Second, regarding the site safety and health plan requirements, you questioned whether it is preferable to have one safety plan for all site activities and workers; or to have a contractor-specific, operation-specific plan for each of the contractors involved. The OSHA   interim   final rule specifies the minimum content, coverage, availability, and use requirements for the site safety and health plan, but no specific plan format for documentation is prescribed. In review, this plan is to address the safety and health hazards of each phase of the site operation and include the requirements and procedures established for employee protection; and it shall be available on the site for inspection by employees and OSHA personnel [(1910.120(b)(1)(v)]). Among the minimum coverage requirements is a safety and health risk analysis for each site task and operation ([1910.120(c)(7)]).

If contractor and sub-contractor services are retained, then the site employer must apprise them of the overall site safety and health plan ([1910.120(b)(1)(iv)]). This must include information on any potential fire, explosion, health or other safety hazards of the hazardous waste operation that have been identified by the employer. Each contractor/sub-contractor, however, is in addition, responsible for compliance with all safety and health protection requirements for their employees. In terms of the overall site safety and health plan, documentation may appear in a range of formats. In general, a site plan organized as a single document, with component subsections/appendices covering all tasks, operations, and contractors, may promote use efficiency; enhance completeness, clarity, and coordination among all affected parties; and facilitate compliance inspection.

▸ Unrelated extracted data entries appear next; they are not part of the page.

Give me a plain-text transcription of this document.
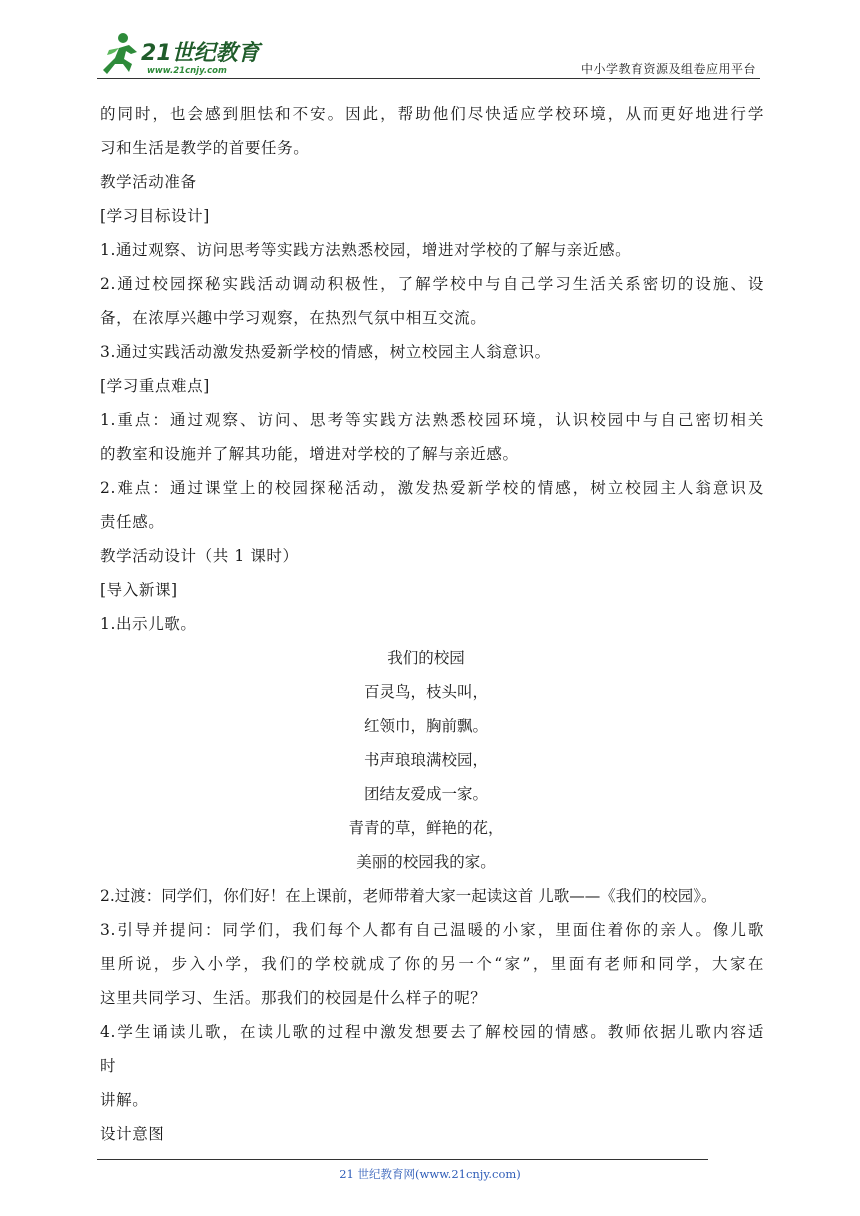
21世纪教育
www.21cnjy.com	中小学教育资源及组卷应用平台
的同时，也会感到胆怯和不安。因此，帮助他们尽快适应学校环境，从而更好地进行学
习和生活是教学的首要任务。
教学活动准备
[学习目标设计]
1.通过观察、访问思考等实践方法熟悉校园，增进对学校的了解与亲近感。
2.通过校园探秘实践活动调动积极性，了解学校中与自己学习生活关系密切的设施、设
备，在浓厚兴趣中学习观察，在热烈气氛中相互交流。
3.通过实践活动激发热爱新学校的情感，树立校园主人翁意识。
[学习重点难点]
1.重点：通过观察、访问、思考等实践方法熟悉校园环境，认识校园中与自己密切相关
的教室和设施并了解其功能，增进对学校的了解与亲近感。
2.难点：通过课堂上的校园探秘活动，激发热爱新学校的情感，树立校园主人翁意识及
责任感。
教学活动设计（共 1 课时）
[导入新课]
1.出示儿歌。
我们的校园
百灵鸟，枝头叫，
红领巾，胸前飘。
书声琅琅满校园，
团结友爱成一家。
青青的草，鲜艳的花，
美丽的校园我的家。
2.过渡：同学们，你们好！在上课前，老师带着大家一起读这首 儿歌——《我们的校园》。
3.引导并提问：同学们，我们每个人都有自己温暖的小家，里面住着你的亲人。像儿歌
里所说，步入小学，我们的学校就成了你的另一个“家”，里面有老师和同学，大家在
这里共同学习、生活。那我们的校园是什么样子的呢？
4.学生诵读儿歌，在读儿歌的过程中激发想要去了解校园的情感。教师依据儿歌内容适
时
讲解。
设计意图
21 世纪教育网(www.21cnjy.com)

Third, regarding training and medical fitness, you questioned whether documentation must always be available onsite for employees, or if it is adequate for an employer to provide this information to the (OSHA) inspector within a reasonable time period. You further posed a "reasonable time" definition of several days. Under separate rule, 1910.1020, "Access to employee exposure and medical records," OSHA has made several timeframe clarifications. For an employee or designated representative Section (e)(1), "Access to Records, General," states that the employer shall ensure that access is provided to records in a reasonable time, place, and manner, but in no event later than fifteen (15) days after the request for access is made. For OSHA inspection access, however, Section (e)(3) states that each employer must assure immediate access to employee exposure and medical records, and to analyses using exposure or medical records. Although training records are not specifically referenced, this timeframe guidance is also relevant. At the discretion of the OSHA Area Director, adequate flexibility to accommodate alternative management configurations may be made on a case specific basis.

I hope this information is helpful.   The final rulemaking governing Hazardous Waste Site Operations and Emergency Response Activities, is undergoing final OSHA review, with promulgated planned within the next several months. This final rule will be effective one year after promulgation, replacing the interim rule 1910.120.   If I can be of further assistance please let me know.

[This document was edited on 1/17/03 to strike information that no longer reflects current OSHA policy.]